Evaluating outcomes of behavior is a central function of the striatum. In circuits engaging the dorsomedial striatum, sensitivity to goal value is accentuated during learning, whereas outcome sensitivity is thought to be minimal in the dorsolateral striatum and its habit-related corticostriatal circuits. However, a distinct population of projection neurons in the dorsolateral striatum exhibits selective sensitivity to rewards. Here, we evaluated the outcome-related signaling in such neurons as rats performed an instructional T-maze task for two rewards. As the rats formed maze-running habits and then changed behavior after reward devaluation, we detected outcome-related spike activity in 116 units out of 1,479 recorded units. During initial training, nearly equal numbers of these units fired preferentially either after rewarded runs or after unrewarded runs, and the majority were responsive at only one of two reward locations. With overtraining, as habits formed, firing in nonrewarded trials almost disappeared, and reward-specific firing declined. Thus error-related signaling was lost, and reward signaling became generalized. Following reward devaluation, in an extinction test, postgoal activity was nearly undetectable, despite accurate running. Strikingly, when rewards were then returned, postgoal activity reappeared and recapitulated the original early response pattern, with nearly equal numbers responding to rewarded and unrewarded runs and to single rewards. These findings demonstrate that outcome evaluation in the dorsolateral striatum is highly plastic and tracks stages of behavioral exploration and exploitation. These signals could be a new target for understanding compulsive behaviors that involve changes to dorsal striatum function.

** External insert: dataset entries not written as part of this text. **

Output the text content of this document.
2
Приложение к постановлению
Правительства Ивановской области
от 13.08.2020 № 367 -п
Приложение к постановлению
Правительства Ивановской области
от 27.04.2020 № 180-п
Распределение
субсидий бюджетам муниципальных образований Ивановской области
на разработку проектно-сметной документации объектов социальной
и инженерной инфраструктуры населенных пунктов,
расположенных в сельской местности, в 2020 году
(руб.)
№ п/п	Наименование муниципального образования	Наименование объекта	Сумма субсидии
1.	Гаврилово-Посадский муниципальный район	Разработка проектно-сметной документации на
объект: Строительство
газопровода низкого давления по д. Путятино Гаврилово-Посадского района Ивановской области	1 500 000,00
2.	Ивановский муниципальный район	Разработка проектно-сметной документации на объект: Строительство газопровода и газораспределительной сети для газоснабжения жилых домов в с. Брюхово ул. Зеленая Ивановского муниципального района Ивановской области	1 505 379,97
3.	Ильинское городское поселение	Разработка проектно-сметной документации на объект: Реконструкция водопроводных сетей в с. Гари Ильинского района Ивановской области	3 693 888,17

评估行为结果是纹状体的核心功能。在涉及背内侧纹状体的神经回路中,学习过程中对目标价值的敏感性会增强,而在背外侧纹状体及其与习惯相关的皮质纹状体回路中,结果敏感性被认为是最小的。然而,背外侧纹状体中一群独特的投射神经元对奖励表现出选择性敏感性。在此,我们评估了大鼠在执行用于两种奖励的指导性T迷宫任务时,这类神经元中与结果相关的信号传导。随着大鼠形成迷宫奔跑习惯并在奖励贬值后改变行为,我们在记录的1479个单元中的116个单元中检测到了与结果相关的峰电位活动。在初始训练期间,这些单元中几乎数量相等的单元在有奖励的奔跑后或无奖励的奔跑后优先放电,并且大多数仅在两个奖励位置之一做出反应。随着过度训练,习惯形成,无奖励试验中的放电几乎消失,奖励特异性放电减少。因此,与错误相关的信号消失了,奖励信号变得普遍化。在奖励贬值后,在消退测试中,尽管奔跑准确,但目标后活动几乎无法检测到。令人惊讶的是,当奖励随后恢复时,目标后活动重新出现并重现了最初的早期反应模式,对有奖励和无奖励奔跑以及单个奖励做出反应的数量几乎相等。这些发现表明,背外侧纹状体中的结果评估具有高度可塑性,并跟踪行为探索和利用的阶段。这些信号可能是理解涉及背侧纹状体功能变化的强迫行为的新靶点。